Campton, on the other hand, said it’s a gray area that, in this case, could even raise a fundamental right-to-float issue.
“They don’t own the water or the air,” he said, while acknowledging that he needs to maintain a good working relationship with the Forest Service.
According to Campton, there’s no “defining evidence” that would prevent him from offering the trip commercially.
“I told him there was no way I was going to be ready to issue a permit,” Newton said. “I was rather shocked that he didn’t talk to us first, or somewhere in the process,” he added. Newton said there are some competitive implications to the planned Tenmile run, and that the Forest Service is bound by its regulations to give other potential operators a chance to bid.
Campton’s plan was to run four boats once a day, Monday through Thursday, with the season lasting about a month. He said it’s a fun section of river, dropping about 110 vertical feet per mile on much of the reach, with almost continuous whitewater.
“It’s something right here in our backyard. It keeps the money in the county, instead of somewhere else,” he said.
Newton said the agency has very clear direction when it comes to issuing permits that fall under the outfitter-guide category.
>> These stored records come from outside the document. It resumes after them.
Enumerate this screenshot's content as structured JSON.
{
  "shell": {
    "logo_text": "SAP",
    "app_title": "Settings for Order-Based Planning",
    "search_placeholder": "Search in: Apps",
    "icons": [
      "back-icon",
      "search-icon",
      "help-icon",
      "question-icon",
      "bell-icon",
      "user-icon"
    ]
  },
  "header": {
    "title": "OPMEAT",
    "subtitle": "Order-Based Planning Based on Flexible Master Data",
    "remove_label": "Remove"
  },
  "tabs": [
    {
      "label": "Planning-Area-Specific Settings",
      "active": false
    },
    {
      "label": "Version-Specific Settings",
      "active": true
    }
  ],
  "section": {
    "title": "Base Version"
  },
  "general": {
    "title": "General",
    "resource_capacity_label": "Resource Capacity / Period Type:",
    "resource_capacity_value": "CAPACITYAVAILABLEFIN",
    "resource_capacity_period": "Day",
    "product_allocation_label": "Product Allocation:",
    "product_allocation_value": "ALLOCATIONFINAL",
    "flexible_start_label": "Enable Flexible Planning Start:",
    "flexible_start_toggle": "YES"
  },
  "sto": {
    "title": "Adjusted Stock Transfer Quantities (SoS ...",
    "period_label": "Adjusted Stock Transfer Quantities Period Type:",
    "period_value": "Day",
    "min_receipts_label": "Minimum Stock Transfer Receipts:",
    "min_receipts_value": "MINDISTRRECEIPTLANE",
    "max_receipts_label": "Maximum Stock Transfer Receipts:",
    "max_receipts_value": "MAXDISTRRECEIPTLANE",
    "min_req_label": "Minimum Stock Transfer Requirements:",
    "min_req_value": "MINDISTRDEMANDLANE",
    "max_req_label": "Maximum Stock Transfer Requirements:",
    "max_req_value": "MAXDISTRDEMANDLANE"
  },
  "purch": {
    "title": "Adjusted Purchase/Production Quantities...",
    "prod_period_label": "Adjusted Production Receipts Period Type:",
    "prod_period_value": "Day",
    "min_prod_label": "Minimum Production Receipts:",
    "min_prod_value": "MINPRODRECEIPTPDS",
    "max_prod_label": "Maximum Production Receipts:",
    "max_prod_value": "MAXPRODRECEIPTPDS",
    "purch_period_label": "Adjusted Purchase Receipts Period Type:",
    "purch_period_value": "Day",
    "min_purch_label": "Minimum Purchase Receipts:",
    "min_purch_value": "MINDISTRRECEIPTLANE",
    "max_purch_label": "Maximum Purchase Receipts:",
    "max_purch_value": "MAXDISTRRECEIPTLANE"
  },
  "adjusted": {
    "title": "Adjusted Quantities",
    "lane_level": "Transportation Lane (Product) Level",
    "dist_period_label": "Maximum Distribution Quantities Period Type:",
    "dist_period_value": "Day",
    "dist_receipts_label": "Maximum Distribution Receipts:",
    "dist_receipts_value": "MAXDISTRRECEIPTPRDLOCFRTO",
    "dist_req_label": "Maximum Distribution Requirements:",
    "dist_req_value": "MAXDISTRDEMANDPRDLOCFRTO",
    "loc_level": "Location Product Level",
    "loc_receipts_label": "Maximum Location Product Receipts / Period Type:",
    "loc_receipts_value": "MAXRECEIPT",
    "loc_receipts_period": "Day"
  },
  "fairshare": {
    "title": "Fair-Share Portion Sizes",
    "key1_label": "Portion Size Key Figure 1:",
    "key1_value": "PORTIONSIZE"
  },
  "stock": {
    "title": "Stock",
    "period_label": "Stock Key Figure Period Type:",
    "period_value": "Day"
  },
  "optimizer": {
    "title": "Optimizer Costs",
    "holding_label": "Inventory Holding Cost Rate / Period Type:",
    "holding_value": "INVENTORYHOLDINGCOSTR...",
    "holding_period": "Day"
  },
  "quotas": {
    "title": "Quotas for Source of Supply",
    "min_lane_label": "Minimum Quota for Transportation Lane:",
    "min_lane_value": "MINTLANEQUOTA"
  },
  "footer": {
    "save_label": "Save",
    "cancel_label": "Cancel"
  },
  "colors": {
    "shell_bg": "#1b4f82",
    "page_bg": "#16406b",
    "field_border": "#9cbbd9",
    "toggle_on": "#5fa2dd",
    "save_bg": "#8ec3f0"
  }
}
Those requirements include doing some sort of assessment of environmental impacts, similar to any other proposed activity on national forest lands, whether it’s clearing beetle-killed trees or putting up a new chairlift.
Many proposed commercial outfitter-guide activities on the Dillon District have been on hold, or moving slowly while the agency works on a capacity analysis, looking at how to balance human uses of public land with the need to protect natural and cultural resources.
The district has not been taking new requests,” pending completion of that study, said Cam Meyer, a resource specialist with the district. “There’s been no commercial analysis of any kind for that area,” Meyer said. “We told him he could apply for a permit for next year,” Meyer said.
Newton said that, once the study is done, the district will look at issuing more long-term permits for the various outfitter and guide operations on national forest lands, a move that would give businesses more long-term stability and cut down on paperwork.
Similar questions arose last winter, when the Dillon District permitted Copper Mountain to use a dormant campground at Officer’s Gulch as a short-term employee park-and-ride location. In that case, the agency quickly authorized the request without additional studies, based on the fact that the area is managed under a scenic byways and travel corridor designation. Camping and parking use both fit under that allocation, Forest Service lands specialist Paul Semmer said in an earlier interview.
It could be an apples-to-oranges comparison, according to Newton.
“That was a use I felt comfortable approving,” he said, based on the short-term nature of the request and the existing management designation for the abandoned campground along the Interstate.
It’s not clear whether the rafting proposal will lead to a full-on showdown between Kodi and the Forest Service. While Campton sounded like he might be ready to challenge to agency on its permitting authority, Newton stands firm in his commitment to manage the public resource by the book.
“He (Campton) might want to think about how his actions might affect his ability to get a long-term permit,” Newton concluded.